Monitoring of 30 marker candidates in early Parkinson disease as progression markers

Abstract

Objective: This was a longitudinal single-center cohort study to comprehensively explore multimodal progression markers for Parkinson disease (PD) in patients with recently diagnosed PD (n = 123) and age-matched, neurologically healthy controls (HC; n = 106).

Methods: Thirty tests at baseline and after 24 months covered nonmotor symptoms (NMS), cognitive function, and REM sleep behavior disorder (RBD) by polysomnography (PSG), voxel-based morphometry (VBM) of the brain by MRI, and CSF markers. Linear mixed-effect models were used to estimate differences of rates of change and to provide standardized effect sizes (d) with 95% confidence intervals (CI).

Results: A composite panel of 10 informative markers was identified. Significant relative worsening (PD vs HC) was seen with the following markers: the Unified Parkinson's Disease Rating Scale I (d 0.39; CI 0.09-0.70), the Autonomic Scale for Outcomes in Parkinson's Disease (d 0.25; CI 0.06-0.46), the Epworth Sleepiness Scale (d 0.47; CI 0.24-0.71), the RBD Screening Questionnaire (d 0.44; CI 0.25-0.64), and RBD by PSG (d 0.37; CI 0.19-0.55) as well as VBM units of cortical gray matter (d -0.2; CI -0.3 to -0.09) and hippocampus (d -0.15; CI -0.27 to -0.03). Markers with a relative improvement included the Nonmotor Symptom (Severity) Scale (d -0.19; CI -0.36 to -0.02) and 2 depression scales (Beck Depression Inventory d -0.18; CI -0.36 to 0; Montgomery-Åsberg Depression Rating Scale d -0.26; CI -0.47 to -0.04). Unexpectedly, cognitive measures and select laboratory markers were not significantly changed in PD vs HC participants.

Conclusions: Current CSF biomarkers and cognitive scales do not represent useful progression markers. However, sleep and imaging measures, and to some extent NMS, assessed using adequate scales, may be more informative markers to quantify progression.

Figure 1. Longitudinal changes in nonmotor symptoms (NMS), impaired quality of life (QoL), and depression

Estimated means and 95% confidence intervals of Movement Disorder Society–Unified Parkinson's Disease Rating Scale I (MDS-UPDRS I) (A), NMS Questionnaire (NMSQuest) (B), NMS Severity Scale (NMSS) (C), Scopa-AUT (D), QoL measure (PDQ-39) (E), and the depression scales: Beck Depression Inventory (BDI) (F) and Montgomery-Åsberg Depression Rating Scale (MADRS) (G) at baseline (BL) and 2-year follow-up (24FU). Blue line represents healthy controls (HC); red line represents participants with Parkinson disease (PD). *Significant change in PD vs HC (p < 0.05).

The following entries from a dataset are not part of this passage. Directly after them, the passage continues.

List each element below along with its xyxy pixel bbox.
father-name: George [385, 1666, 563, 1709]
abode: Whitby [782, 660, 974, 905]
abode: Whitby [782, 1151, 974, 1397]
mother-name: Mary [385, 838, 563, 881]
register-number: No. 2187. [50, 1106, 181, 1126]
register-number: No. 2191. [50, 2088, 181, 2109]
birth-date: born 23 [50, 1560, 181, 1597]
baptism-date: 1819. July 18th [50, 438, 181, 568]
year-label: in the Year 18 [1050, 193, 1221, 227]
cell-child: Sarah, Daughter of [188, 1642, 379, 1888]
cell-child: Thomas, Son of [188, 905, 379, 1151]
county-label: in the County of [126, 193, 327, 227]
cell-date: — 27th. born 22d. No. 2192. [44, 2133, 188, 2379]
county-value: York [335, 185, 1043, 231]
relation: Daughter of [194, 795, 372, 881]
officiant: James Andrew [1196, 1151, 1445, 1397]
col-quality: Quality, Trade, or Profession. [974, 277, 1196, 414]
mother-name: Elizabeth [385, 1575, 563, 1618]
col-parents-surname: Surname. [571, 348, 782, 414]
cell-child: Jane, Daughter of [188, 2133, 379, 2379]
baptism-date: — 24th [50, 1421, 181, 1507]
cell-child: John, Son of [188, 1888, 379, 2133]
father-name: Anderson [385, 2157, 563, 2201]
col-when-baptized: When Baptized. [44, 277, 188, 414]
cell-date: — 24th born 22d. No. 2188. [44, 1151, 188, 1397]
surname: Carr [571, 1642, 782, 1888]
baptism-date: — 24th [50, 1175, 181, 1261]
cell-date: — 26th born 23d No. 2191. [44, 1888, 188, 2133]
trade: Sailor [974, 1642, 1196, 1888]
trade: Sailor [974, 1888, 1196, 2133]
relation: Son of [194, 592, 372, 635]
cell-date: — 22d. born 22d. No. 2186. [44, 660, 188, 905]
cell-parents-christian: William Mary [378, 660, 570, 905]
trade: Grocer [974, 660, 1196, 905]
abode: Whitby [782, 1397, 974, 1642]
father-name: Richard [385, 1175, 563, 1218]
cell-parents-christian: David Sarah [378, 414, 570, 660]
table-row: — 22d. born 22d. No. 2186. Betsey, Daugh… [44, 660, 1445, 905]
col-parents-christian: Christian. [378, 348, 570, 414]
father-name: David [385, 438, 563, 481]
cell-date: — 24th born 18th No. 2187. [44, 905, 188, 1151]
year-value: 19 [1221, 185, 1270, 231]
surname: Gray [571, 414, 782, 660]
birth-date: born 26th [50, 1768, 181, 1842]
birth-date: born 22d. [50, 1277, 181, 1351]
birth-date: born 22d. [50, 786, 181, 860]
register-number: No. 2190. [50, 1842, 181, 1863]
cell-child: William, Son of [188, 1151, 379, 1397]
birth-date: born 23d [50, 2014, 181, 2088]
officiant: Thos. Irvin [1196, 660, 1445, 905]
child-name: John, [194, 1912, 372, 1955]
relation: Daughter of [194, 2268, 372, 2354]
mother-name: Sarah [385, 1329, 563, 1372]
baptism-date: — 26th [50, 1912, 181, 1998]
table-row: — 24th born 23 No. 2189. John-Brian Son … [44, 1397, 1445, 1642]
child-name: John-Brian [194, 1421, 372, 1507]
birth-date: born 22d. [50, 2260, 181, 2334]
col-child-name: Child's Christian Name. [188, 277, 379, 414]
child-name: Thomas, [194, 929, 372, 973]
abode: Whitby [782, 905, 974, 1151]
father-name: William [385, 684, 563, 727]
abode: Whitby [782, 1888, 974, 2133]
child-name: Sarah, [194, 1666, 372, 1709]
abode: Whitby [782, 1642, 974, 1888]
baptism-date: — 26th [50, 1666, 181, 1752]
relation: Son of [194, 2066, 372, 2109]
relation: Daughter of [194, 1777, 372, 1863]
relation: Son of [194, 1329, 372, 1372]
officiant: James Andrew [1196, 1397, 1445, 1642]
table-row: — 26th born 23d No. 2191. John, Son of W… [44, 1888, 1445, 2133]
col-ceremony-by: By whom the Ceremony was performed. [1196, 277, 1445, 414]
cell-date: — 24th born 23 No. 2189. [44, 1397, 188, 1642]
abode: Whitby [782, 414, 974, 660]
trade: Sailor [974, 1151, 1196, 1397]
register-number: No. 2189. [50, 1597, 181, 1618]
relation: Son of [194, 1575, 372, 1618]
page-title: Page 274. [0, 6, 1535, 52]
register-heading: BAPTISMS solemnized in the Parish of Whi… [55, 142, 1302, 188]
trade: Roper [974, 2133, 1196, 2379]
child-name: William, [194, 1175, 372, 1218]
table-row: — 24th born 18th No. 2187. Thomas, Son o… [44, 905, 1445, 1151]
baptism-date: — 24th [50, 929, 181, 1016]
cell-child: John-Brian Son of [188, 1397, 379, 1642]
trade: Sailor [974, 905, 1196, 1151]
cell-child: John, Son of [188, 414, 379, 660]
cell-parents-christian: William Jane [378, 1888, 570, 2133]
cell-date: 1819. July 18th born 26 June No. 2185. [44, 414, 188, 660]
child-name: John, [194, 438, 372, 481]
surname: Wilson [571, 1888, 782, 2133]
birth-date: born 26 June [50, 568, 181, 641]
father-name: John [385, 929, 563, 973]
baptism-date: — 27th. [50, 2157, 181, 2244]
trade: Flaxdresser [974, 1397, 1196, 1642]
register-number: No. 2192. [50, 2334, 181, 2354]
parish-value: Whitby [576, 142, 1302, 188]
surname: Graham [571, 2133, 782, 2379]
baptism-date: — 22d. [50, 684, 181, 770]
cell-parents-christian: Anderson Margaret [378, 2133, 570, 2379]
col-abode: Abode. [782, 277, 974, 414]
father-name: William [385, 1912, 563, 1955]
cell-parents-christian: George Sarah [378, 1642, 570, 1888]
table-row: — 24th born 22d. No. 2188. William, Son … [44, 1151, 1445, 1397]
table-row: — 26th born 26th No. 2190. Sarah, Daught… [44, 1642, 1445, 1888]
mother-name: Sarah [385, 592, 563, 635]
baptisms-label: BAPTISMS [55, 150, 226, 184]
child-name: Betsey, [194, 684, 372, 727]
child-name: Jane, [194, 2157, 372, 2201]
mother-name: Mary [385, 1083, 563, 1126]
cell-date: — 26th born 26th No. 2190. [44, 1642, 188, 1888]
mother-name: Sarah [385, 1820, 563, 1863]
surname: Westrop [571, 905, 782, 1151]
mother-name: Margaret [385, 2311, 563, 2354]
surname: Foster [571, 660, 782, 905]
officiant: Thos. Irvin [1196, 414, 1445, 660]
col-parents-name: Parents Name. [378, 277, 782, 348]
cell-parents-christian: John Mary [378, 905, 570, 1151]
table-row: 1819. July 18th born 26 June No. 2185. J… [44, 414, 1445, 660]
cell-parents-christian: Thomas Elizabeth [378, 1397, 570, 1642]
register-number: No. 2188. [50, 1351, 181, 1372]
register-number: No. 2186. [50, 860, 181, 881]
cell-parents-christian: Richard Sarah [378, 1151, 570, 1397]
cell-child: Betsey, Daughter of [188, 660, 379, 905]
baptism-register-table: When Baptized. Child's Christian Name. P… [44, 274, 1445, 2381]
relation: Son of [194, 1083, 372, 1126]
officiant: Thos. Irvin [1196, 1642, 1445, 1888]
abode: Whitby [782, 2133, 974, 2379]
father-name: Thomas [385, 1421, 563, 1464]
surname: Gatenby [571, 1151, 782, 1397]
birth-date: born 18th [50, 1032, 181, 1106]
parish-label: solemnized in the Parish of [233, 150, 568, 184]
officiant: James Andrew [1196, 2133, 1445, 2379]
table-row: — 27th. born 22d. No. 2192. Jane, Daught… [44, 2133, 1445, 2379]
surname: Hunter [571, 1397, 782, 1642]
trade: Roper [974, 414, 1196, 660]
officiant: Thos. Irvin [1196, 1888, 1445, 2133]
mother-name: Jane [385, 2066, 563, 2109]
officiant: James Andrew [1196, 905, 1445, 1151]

Figure 2. Longitudinal changes in sleep parameters

Estimated means and 95% confidence intervals of the Parkinson's Disease Sleepiness Scale (PDSS-2) (A), Epworth Sleepiness Scale (ESS) (B), REM Sleep Behavior Disorder by Questionnaire (RBD-SQ) (C), and by video-supported polysomnography (PSG) (D), at baseline (BL) and 2-year follow-up (24FU). Blue line represents healthy controls (HC); red line represents participants with Parkinson disease (PD). *Significant change in PD vs HC (p < 0.05).

Figure 3. Longitudinal changes in 1.5T volumetric MRI

Estimated means and 95% confidence intervals of voxel-based morphometry (VBM) in total gray matter volume (GMV) (A) and hippocampal volume (HCV) (B) at baseline (BL) and 2-year follow-up (24FU). Blue line represents healthy controls (HC); red line represents participants with Parkinson disease (PD). *Significant change in PD vs HC (p < 0.05). (C) Example of gray matter segmentation in 3 orthogonal cutplanes. For the analysis, native space maps were summed to generate an absolute volume per class and subject. (D) Example of smoothed gray matter maps (in Montreal Neurological Institute space) shown with the a priori defined hippocampal analysis region overlaid in red. Within this region, the mean average gray matter probability was calculated yielding one average value of hippocampal gray matter per subject.